Ici c'est la partie qui me sépare de ma charmante voisine de 93 ans qui vient chaque été seulement pendant un mois pour mettre une pagaille pas possible avec 12 membres de sa familles, enfin façon de parler. Vieillir, c'est mal, la famille en fait ne se déplace en nombre en fait que pendant quinze jours, la pauvre dame est restée seule pendant une semaine, quand on s'est retrouvé avec une méga panne d'électricité, vous vous doutez bien de qui a relancé sa télé. Sa maison est d'ailleurs extraordinaire, elle a été conservée à l'identique des années 70, tapisseries et le reste, c'est comme un voyage dans le temps. Comme on peut le voir, on a une large portion constituée essentiellement de roche, je vais donc monter quelques lignes de cairons et mettre du grillage rigide, je ne risque pas l'éboulement de terrain. Il faut imaginer que tout était à la même hauteur que son terrain, si tout est plat c'est bibi qui a tout viré.

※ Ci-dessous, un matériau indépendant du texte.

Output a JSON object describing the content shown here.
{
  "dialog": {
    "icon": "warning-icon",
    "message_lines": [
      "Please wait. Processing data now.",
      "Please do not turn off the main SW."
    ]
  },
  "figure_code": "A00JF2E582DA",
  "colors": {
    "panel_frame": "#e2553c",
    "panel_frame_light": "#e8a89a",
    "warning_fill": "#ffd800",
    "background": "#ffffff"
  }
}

Si on continue à faire le tour, on arrive à la partie principale, croisement de terre et de pierre. Ici pas le choix, ce sera un mur de soutien, il faut donc continuer à creuser en profondeur pour faire de solides fondations. J'essaie de conserver le grillage au dessus jusqu'au dernier moment, de la même façon je mettrai un grillage rigide au-dessus. Sans dire que ça part comme du beurre, ce n'est pas la partie la plus difficile à piquer, contrairement à la partie qui me sépare de la voisine la roche est plus tendre. Dans le coin sur la gauche, vous pouvez voir la racine de l'arbre que j'ai fait couper, j'ai donc fait sauter deux mètres de profondeur ou de hauteur, c'est selon ...

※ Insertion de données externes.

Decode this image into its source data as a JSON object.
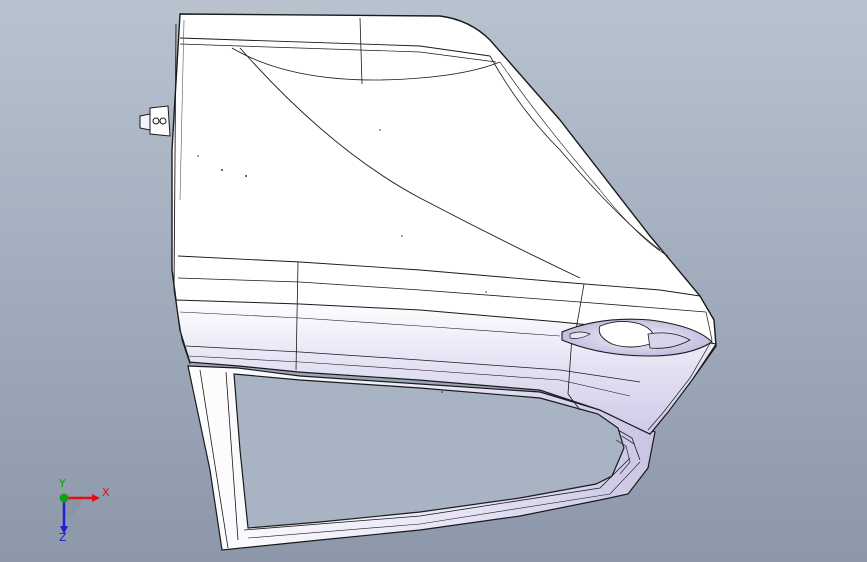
{
  "viewport": {
    "background_top": "#b9c2cf",
    "background_bottom": "#8c98aa",
    "model": {
      "body_color": "#ffffff",
      "shade_color": "#d9d6ef",
      "edge_color": "#1a1a1a"
    }
  },
  "triad": {
    "x_label": "X",
    "y_label": "Y",
    "z_label": "Z",
    "x_color": "#e01010",
    "y_color": "#10a010",
    "z_color": "#2020d0"
  }
}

Et enfin la dernière partie qui est un bonus que je me suis rajouté, un bonus de raison. Mon voisin me donne l'autorisation de faire un peu ce que je veux, sa maison étant à vendre, et comme il sait que ce sera propre, je vais monter un mur dans l'alignement du sien de façon à ce que ça soit le plus homogène possible. En fait les grillages de séparation on été coulés dans du béton et posés à même la terre ce qui fait qu'avec le vent, ça se balance dans tous les coins. Le mur sera donc monté au même niveau que le mur principal pour donner un peu plus l'impression de cours de prison, un mal nécessaire tout de même pour avoir quelque chose de correct, l'idéal aurait été de faire sauter le cabanon du voisin qui mange énormément de lumière, je suis joueur mais pas à ce point.

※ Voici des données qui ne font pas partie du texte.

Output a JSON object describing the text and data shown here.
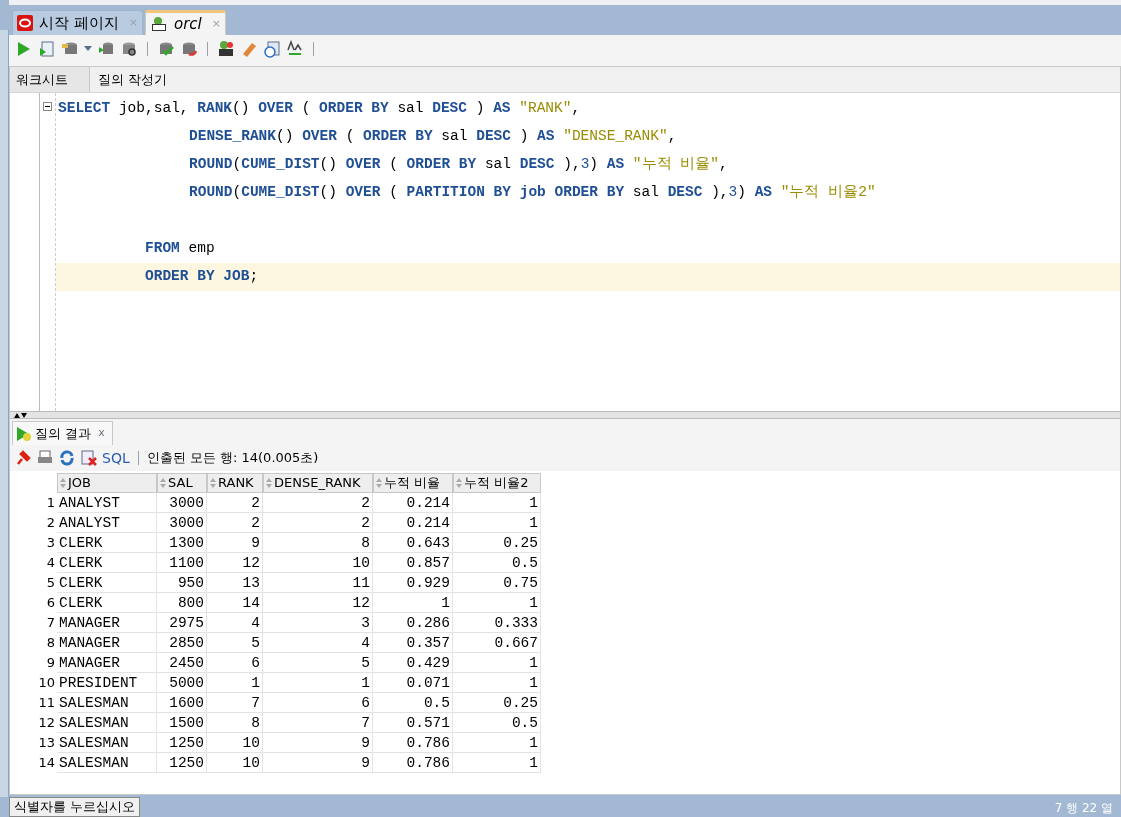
{
  "doc_tabs": [
    {
      "label": "시작 페이지",
      "kind": "start",
      "selected": false,
      "close": "×"
    },
    {
      "label": "orcl",
      "kind": "sql",
      "selected": true,
      "close": "×"
    }
  ],
  "editor_tabs": [
    {
      "label": "워크시트",
      "selected": true
    },
    {
      "label": "질의 작성기",
      "selected": false
    }
  ],
  "code_lines": [
    {
      "kind": "select",
      "current": false,
      "tokens": [
        {
          "kind": "kw",
          "text": "SELECT"
        },
        {
          "kind": "id",
          "text": " job,sal, "
        },
        {
          "kind": "kw",
          "text": "RANK"
        },
        {
          "kind": "id",
          "text": "() "
        },
        {
          "kind": "kw",
          "text": "OVER"
        },
        {
          "kind": "id",
          "text": " ( "
        },
        {
          "kind": "kw",
          "text": "ORDER BY"
        },
        {
          "kind": "id",
          "text": " sal "
        },
        {
          "kind": "kw",
          "text": "DESC"
        },
        {
          "kind": "id",
          "text": " ) "
        },
        {
          "kind": "kw",
          "text": "AS"
        },
        {
          "kind": "str",
          "text": " \"RANK\""
        },
        {
          "kind": "id",
          "text": ","
        }
      ]
    },
    {
      "kind": "continuation",
      "current": false,
      "tokens": [
        {
          "kind": "kw",
          "text": "DENSE_RANK"
        },
        {
          "kind": "id",
          "text": "() "
        },
        {
          "kind": "kw",
          "text": "OVER"
        },
        {
          "kind": "id",
          "text": " ( "
        },
        {
          "kind": "kw",
          "text": "ORDER BY"
        },
        {
          "kind": "id",
          "text": " sal "
        },
        {
          "kind": "kw",
          "text": "DESC"
        },
        {
          "kind": "id",
          "text": " ) "
        },
        {
          "kind": "kw",
          "text": "AS"
        },
        {
          "kind": "str",
          "text": " \"DENSE_RANK\""
        },
        {
          "kind": "id",
          "text": ","
        }
      ]
    },
    {
      "kind": "continuation",
      "current": false,
      "tokens": [
        {
          "kind": "kw",
          "text": "ROUND"
        },
        {
          "kind": "id",
          "text": "("
        },
        {
          "kind": "kw",
          "text": "CUME_DIST"
        },
        {
          "kind": "id",
          "text": "() "
        },
        {
          "kind": "kw",
          "text": "OVER"
        },
        {
          "kind": "id",
          "text": " ( "
        },
        {
          "kind": "kw",
          "text": "ORDER BY"
        },
        {
          "kind": "id",
          "text": " sal "
        },
        {
          "kind": "kw",
          "text": "DESC"
        },
        {
          "kind": "id",
          "text": " ),"
        },
        {
          "kind": "num",
          "text": "3"
        },
        {
          "kind": "id",
          "text": ") "
        },
        {
          "kind": "kw",
          "text": "AS"
        },
        {
          "kind": "str",
          "text": " \"누적 비율\""
        },
        {
          "kind": "id",
          "text": ","
        }
      ]
    },
    {
      "kind": "continuation",
      "current": false,
      "tokens": [
        {
          "kind": "kw",
          "text": "ROUND"
        },
        {
          "kind": "id",
          "text": "("
        },
        {
          "kind": "kw",
          "text": "CUME_DIST"
        },
        {
          "kind": "id",
          "text": "() "
        },
        {
          "kind": "kw",
          "text": "OVER"
        },
        {
          "kind": "id",
          "text": " ( "
        },
        {
          "kind": "kw",
          "text": "PARTITION BY job ORDER BY"
        },
        {
          "kind": "id",
          "text": " sal "
        },
        {
          "kind": "kw",
          "text": "DESC"
        },
        {
          "kind": "id",
          "text": " ),"
        },
        {
          "kind": "num",
          "text": "3"
        },
        {
          "kind": "id",
          "text": ") "
        },
        {
          "kind": "kw",
          "text": "AS"
        },
        {
          "kind": "str",
          "text": " \"누적 비율2\""
        }
      ]
    },
    {
      "kind": "blank",
      "current": false
    },
    {
      "kind": "clause",
      "current": false,
      "tokens": [
        {
          "kind": "kw",
          "text": "FROM"
        },
        {
          "kind": "id",
          "text": " emp"
        }
      ]
    },
    {
      "kind": "clause",
      "current": true,
      "tokens": [
        {
          "kind": "kw",
          "text": "ORDER BY JOB"
        },
        {
          "kind": "id",
          "text": ";"
        }
      ]
    }
  ],
  "results_tab": {
    "label": "질의 결과",
    "close": "x"
  },
  "results_toolbar": {
    "sql_link": "SQL",
    "status": "인출된 모든 행: 14(0.005초)"
  },
  "table": {
    "columns": [
      "JOB",
      "SAL",
      "RANK",
      "DENSE_RANK",
      "누적 비율",
      "누적 비율2"
    ],
    "rows": [
      {
        "num": "1",
        "cells": [
          "ANALYST",
          "3000",
          "2",
          "2",
          "0.214",
          "1"
        ]
      },
      {
        "num": "2",
        "cells": [
          "ANALYST",
          "3000",
          "2",
          "2",
          "0.214",
          "1"
        ]
      },
      {
        "num": "3",
        "cells": [
          "CLERK",
          "1300",
          "9",
          "8",
          "0.643",
          "0.25"
        ]
      },
      {
        "num": "4",
        "cells": [
          "CLERK",
          "1100",
          "12",
          "10",
          "0.857",
          "0.5"
        ]
      },
      {
        "num": "5",
        "cells": [
          "CLERK",
          "950",
          "13",
          "11",
          "0.929",
          "0.75"
        ]
      },
      {
        "num": "6",
        "cells": [
          "CLERK",
          "800",
          "14",
          "12",
          "1",
          "1"
        ]
      },
      {
        "num": "7",
        "cells": [
          "MANAGER",
          "2975",
          "4",
          "3",
          "0.286",
          "0.333"
        ]
      },
      {
        "num": "8",
        "cells": [
          "MANAGER",
          "2850",
          "5",
          "4",
          "0.357",
          "0.667"
        ]
      },
      {
        "num": "9",
        "cells": [
          "MANAGER",
          "2450",
          "6",
          "5",
          "0.429",
          "1"
        ]
      },
      {
        "num": "10",
        "cells": [
          "PRESIDENT",
          "5000",
          "1",
          "1",
          "0.071",
          "1"
        ]
      },
      {
        "num": "11",
        "cells": [
          "SALESMAN",
          "1600",
          "7",
          "6",
          "0.5",
          "0.25"
        ]
      },
      {
        "num": "12",
        "cells": [
          "SALESMAN",
          "1500",
          "8",
          "7",
          "0.571",
          "0.5"
        ]
      },
      {
        "num": "13",
        "cells": [
          "SALESMAN",
          "1250",
          "10",
          "9",
          "0.786",
          "1"
        ]
      },
      {
        "num": "14",
        "cells": [
          "SALESMAN",
          "1250",
          "10",
          "9",
          "0.786",
          "1"
        ]
      }
    ]
  },
  "status_bar": {
    "left": "식별자를 누르십시오",
    "right": "7 행 22 열"
  }
}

A l'année nous ne sommes que 1500 habitants, en une semaine le moins qu'on puisse dire c'est que la station balnéaire s'est remplie, trop à mon goût. Dix minutes de queue ce matin pour chercher le pain, le marché qui d'habitude n'est constitué que de mon malheureux légumier en hiver, présent quelle que soit la météo avait peut être 100 vendeurs. Aller chercher ses tomates c'est slalomer entre les vieux, patienter derrière les poussettes, enfin bref se mettre au rythme des touristes et des retraités, on sent dès lors un parfum de vacances. Même si cela me gave, cela fait partie du jeu économique, ici les commerçants ont 6 mois d'activité, le reste du temps c'est nous, vous comprendrez qu'ils n'ont pas droit à l'erreur ni au mauvais temps d'ailleurs, si l'afflux d'envahisseurs m'agace, c'est un enjeu important pour tout le monde, j'en ai conscience. Qu'on ne s'y trompe pas d'ailleurs, malgré la crise, le contexte, l'argent coulait à flots ce matin, des "restaurants" à proximité de la mer qui doivent faire même pas 50 mètres carrés avec la terrasse ont dû se vendre aux environs du million d'euros. La plage, le soleil, ça reste le rêve français, même si la concurrence des vacances pas cher à l'étranger existe, il en faudra beaucoup pour vider les plages de Méditerranée.

La fin d'année se précise, pressante, nous y viendrons en temps et en heure.